Was der 17jährige René, der gerade eine Kochlehre angefangen hat, mit anderen auf die Beine stellen will, ist eine regelmäßige Disco im Haus. „Die Jugendlichen aus der ganzen Gegend sollen kommen. Keine Drogen, kein Alkohol. Wir wollen die von der Straße holen,“ ereifert sich der große Schlacksige. Dann gäbs auch nicht mehr so viel Randale. „Die Skins langweilen sich doch nur, wollen sich abreagieren.“

Mit rasanter Schnelligkeit schlossen sich DDR-Jugendliche nach der Wende verstärkt in Gruppen zusammen.
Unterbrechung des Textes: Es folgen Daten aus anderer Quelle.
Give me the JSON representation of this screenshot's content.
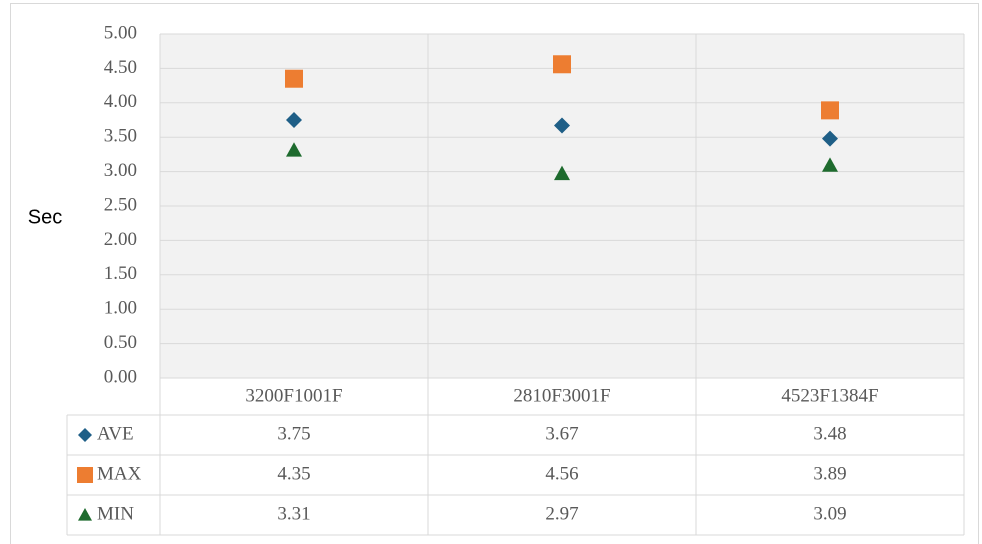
{
  "chart_data": {
    "type": "line",
    "lines": false,
    "y_label": "Sec",
    "categories": [
      "3200F1001F",
      "2810F3001F",
      "4523F1384F"
    ],
    "series": [
      {
        "name": "AVE",
        "color": "#1f5f87",
        "marker": "diamond",
        "values": [
          3.75,
          3.67,
          3.48
        ]
      },
      {
        "name": "MAX",
        "color": "#ed7d31",
        "marker": "square",
        "values": [
          4.35,
          4.56,
          3.89
        ]
      },
      {
        "name": "MIN",
        "color": "#1e6b2e",
        "marker": "triangle",
        "values": [
          3.31,
          2.97,
          3.09
        ]
      }
    ],
    "ylim": [
      0,
      5
    ],
    "yticks": [
      {
        "value": 0,
        "label": "0.00"
      },
      {
        "value": 0.5,
        "label": "0.50"
      },
      {
        "value": 1,
        "label": "1.00"
      },
      {
        "value": 1.5,
        "label": "1.50"
      },
      {
        "value": 2,
        "label": "2.00"
      },
      {
        "value": 2.5,
        "label": "2.50"
      },
      {
        "value": 3,
        "label": "3.00"
      },
      {
        "value": 3.5,
        "label": "3.50"
      },
      {
        "value": 4,
        "label": "4.00"
      },
      {
        "value": 4.5,
        "label": "4.50"
      },
      {
        "value": 5,
        "label": "5.00"
      }
    ],
    "grid": true,
    "data_table": true
  }
}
Das passende Outfit kam aus dem Westen, die Ideologie aus beiden Teilen. „Ich bin normal,“ findet Christine, „ich hab was gegen übermäßig viele Ausländer.“ Wenn man für Ausländer Polen einsetzt sind sich sogar alle einig. „Wir ham' was gegen die.“ Für Skins hat Christine noch eher was übrig. „Ich find es etwas affig, wenn die Glatzen sich zu fünft auf einen Türken stürzen. Aber wenn sie wollen“, meint sie ganz locker und zupft an ihrem Hemdchen. Nur als letztens drei aus ihrer eigenen Gruppe zusammengeschlagen wurden, fand sie es weniger gut.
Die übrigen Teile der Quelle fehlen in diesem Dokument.